Critique de livre : « Les Furies », d'Elizabeth Flock

Critique de livre : « Les Furies », d’Elizabeth Flock

Son « Green Gang » s’engage à « s’en prendre aux hommes, en particulier aux castes élevées, qui ont fait du tort aux femmes pauvres » et, au fil des années, il attire plus de 1 000 membres, transformant « des filles dociles comme des vaches en femmes têtues comme des taureaux ». Mais Dahariya n’est pas à l’abri des mêmes tactiques violentes et humiliantes auxquelles elle et d’autres femmes sont confrontées depuis des années. Elle punit un ingénieur corrompu soupçonné de surfacturer l’électricité aux clients en l’habillant d’un jupon de sari, en lui appliquant du rouge à lèvres sur la bouche et en lui mettant des bracelets aux poignets. À un moment donné, elle et les membres de son gang ont battu une jeune fille de 17 ans pour avoir eu une liaison et l’ont forcée à épouser un étranger en guise de punition – comme « une leçon pour les autres filles ».

Au moment où nous arrivons à la section de Flock sur Zibo, elle teste les limites de notre empathie. Ici, la violence n’est pas entreprise en légitime défense mais plutôt au service d’un idéal politique. En 2013, alors qu’elle avait 17 ans, Zibo a rejoint les unités de protection des femmes dans le nord de la Syrie, ravie de contribuer à défendre sa patrie kurde. Elle décrit son premier meurtre, celui d’un combattant de l’Etat islamique, comme « très joyeux » et se fait connaître pour ses hululements – des cris plus couramment poussés lors des célébrations de mariage – lors de frappes aériennes et d’embuscades. Zibo et ses camarades femmes d’armes rêvent de créer au Rojava un État autonome calqué sur les principes féministes. L’objectif, explique un commandant à Flock, n’est pas seulement que les femmes tiennent une arme à feu, « mais qu’elles soient conscientes » de leurs droits. Mais finalement, pour de nombreux Syriens de la région, meurtris par des années de guerre et confrontés à une crise économique, « les promesses d’une révolution démocratique, égalitaire et féministe ont commencé à paraître insensées lorsqu’ils n’avaient pas de pain ».

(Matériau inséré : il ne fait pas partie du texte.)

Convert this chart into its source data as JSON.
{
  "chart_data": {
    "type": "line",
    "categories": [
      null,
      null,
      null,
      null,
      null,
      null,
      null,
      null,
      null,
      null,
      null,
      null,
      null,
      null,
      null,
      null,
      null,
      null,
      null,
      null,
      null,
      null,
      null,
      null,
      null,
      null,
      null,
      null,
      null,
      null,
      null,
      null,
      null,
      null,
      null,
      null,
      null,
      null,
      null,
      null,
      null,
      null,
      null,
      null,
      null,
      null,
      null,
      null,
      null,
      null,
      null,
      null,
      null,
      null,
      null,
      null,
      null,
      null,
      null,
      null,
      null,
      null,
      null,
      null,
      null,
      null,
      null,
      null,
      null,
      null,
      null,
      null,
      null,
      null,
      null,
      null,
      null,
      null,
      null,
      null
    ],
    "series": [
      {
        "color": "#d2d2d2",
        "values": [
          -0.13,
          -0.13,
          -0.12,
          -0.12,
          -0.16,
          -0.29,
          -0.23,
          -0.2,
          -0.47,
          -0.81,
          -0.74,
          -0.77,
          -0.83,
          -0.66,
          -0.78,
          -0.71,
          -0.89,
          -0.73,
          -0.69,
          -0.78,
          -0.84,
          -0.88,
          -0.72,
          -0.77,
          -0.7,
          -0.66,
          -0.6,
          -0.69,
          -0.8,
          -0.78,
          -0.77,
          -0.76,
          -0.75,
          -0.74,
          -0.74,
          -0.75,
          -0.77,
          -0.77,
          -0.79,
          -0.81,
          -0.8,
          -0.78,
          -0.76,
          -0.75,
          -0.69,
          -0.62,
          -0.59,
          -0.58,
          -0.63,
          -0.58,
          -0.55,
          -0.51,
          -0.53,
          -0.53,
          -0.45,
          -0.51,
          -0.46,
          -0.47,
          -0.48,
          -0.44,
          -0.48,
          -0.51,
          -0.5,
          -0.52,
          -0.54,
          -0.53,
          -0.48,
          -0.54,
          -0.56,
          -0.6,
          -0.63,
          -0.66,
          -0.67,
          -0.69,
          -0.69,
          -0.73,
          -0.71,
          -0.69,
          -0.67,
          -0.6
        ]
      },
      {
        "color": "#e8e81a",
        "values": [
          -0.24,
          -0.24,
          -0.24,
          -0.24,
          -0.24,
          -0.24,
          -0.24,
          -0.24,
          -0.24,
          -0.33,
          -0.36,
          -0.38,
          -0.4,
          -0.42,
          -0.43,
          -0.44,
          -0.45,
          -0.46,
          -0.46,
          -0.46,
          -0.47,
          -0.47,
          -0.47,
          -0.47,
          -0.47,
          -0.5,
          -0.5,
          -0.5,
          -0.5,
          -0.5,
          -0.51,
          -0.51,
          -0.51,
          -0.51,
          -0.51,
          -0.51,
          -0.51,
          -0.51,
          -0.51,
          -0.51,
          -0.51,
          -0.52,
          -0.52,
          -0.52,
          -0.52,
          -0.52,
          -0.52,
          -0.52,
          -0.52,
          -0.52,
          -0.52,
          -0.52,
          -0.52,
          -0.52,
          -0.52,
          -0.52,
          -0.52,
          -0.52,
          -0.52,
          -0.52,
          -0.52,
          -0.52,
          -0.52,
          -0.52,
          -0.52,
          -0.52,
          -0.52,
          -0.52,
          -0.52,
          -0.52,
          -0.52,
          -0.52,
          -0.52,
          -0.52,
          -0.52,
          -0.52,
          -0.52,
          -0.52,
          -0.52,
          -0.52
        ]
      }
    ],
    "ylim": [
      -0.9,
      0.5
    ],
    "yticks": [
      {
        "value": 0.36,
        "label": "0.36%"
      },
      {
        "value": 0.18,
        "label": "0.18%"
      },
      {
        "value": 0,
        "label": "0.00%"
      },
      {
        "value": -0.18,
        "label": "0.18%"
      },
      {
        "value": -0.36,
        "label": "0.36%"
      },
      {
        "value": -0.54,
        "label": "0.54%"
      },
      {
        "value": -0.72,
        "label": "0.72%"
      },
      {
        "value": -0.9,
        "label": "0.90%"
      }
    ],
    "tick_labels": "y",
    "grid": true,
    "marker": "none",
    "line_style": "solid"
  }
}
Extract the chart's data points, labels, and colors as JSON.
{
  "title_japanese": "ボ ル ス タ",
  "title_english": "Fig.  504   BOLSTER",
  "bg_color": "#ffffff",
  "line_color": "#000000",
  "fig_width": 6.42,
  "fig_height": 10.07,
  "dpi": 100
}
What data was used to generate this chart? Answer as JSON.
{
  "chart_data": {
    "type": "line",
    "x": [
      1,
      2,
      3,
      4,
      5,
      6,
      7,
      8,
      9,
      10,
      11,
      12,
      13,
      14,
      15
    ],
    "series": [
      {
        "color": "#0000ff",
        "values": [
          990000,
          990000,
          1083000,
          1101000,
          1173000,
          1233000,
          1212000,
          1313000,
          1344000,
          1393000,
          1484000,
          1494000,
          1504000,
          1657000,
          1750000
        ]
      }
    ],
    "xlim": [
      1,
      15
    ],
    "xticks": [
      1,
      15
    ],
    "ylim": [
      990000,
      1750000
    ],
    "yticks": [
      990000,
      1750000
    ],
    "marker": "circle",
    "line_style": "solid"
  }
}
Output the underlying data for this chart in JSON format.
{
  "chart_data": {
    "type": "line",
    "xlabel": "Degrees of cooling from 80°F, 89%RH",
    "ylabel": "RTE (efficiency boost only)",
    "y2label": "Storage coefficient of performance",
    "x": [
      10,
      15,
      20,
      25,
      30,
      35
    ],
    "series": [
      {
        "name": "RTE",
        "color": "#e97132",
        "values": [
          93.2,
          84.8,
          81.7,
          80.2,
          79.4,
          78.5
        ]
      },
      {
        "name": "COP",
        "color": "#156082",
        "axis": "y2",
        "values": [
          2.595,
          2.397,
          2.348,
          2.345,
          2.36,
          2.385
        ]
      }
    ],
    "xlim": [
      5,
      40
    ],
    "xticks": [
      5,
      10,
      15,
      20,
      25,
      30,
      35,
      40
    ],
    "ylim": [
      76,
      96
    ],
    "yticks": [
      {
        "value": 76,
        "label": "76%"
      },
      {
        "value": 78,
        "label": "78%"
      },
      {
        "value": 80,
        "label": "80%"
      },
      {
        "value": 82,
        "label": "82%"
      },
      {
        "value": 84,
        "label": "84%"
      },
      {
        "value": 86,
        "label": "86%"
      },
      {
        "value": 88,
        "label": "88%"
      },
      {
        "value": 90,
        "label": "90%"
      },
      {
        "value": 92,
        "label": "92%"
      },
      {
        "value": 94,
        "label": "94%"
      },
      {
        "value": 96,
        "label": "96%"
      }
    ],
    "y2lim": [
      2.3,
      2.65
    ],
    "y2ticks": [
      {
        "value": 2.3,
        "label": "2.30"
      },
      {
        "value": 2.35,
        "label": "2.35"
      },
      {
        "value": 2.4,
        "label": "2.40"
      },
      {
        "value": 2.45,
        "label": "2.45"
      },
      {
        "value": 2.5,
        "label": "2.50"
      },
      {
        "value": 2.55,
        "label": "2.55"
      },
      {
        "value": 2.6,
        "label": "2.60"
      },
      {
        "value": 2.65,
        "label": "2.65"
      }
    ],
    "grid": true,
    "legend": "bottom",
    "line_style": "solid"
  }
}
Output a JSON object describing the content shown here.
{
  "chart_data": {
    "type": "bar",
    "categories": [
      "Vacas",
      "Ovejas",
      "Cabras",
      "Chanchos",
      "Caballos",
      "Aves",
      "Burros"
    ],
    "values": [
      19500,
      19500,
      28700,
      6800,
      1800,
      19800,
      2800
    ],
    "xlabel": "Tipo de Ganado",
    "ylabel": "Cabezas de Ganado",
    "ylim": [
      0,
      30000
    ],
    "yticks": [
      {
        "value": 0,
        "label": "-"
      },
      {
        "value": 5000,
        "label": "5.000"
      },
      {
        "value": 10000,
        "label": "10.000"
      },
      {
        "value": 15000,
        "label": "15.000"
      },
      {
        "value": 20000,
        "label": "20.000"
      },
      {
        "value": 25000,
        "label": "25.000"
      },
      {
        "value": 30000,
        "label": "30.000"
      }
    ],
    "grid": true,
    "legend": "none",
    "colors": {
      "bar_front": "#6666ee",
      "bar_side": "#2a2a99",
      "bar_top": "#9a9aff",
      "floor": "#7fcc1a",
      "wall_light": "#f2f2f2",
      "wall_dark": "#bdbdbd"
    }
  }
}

Avec l’histoire de chaque femme dans « Les Furies », nous voyageons plus loin, depuis une cuisine dans une petite ville d’Alabama jusqu’aux villages, camps de réfugiés et bases d’entraînement en Syrie. Le champ d’action de Flock est ambitieux, mais les récits de ses sujets s’articulent difficilement et les observations clés sont parfois rapidement passées sous silence. Flock suggère que le Rojava est « probablement le meilleur endroit au Moyen-Orient pour être une femme. Autrement dit, à moins qu’une personne ne soit homosexuelle. Pourtant, cette affirmation reste inexplorée, même si Zibo développe un lien profond, apparemment romantique, avec l’un de ses commandants.

En même temps, les juxtapositions dans « Les Furies » suscitent la réflexion. Nous avons tendance à considérer les femmes violentes comme des déviantes, mais en racontant les histoires de Smith, Dahariya et Zibo, leurs désirs et leurs indulgences, leurs peurs, leurs motivations et leurs défauts, elle montre à quel point cette notion est erronée. La violence décrite dans son livre est commise par des femmes qui, à bien des égards, sont tout à fait ordinaires, et même si nous ne sommes peut-être pas d’accord sur le fait que la somme de leurs actions « s’additionne pour constituer quelque chose qui mérite de déclencher des événements qui pourraient très bien changer le monde après eux », Flock a rendu service en décrivant la complexité humaine de ses sujets.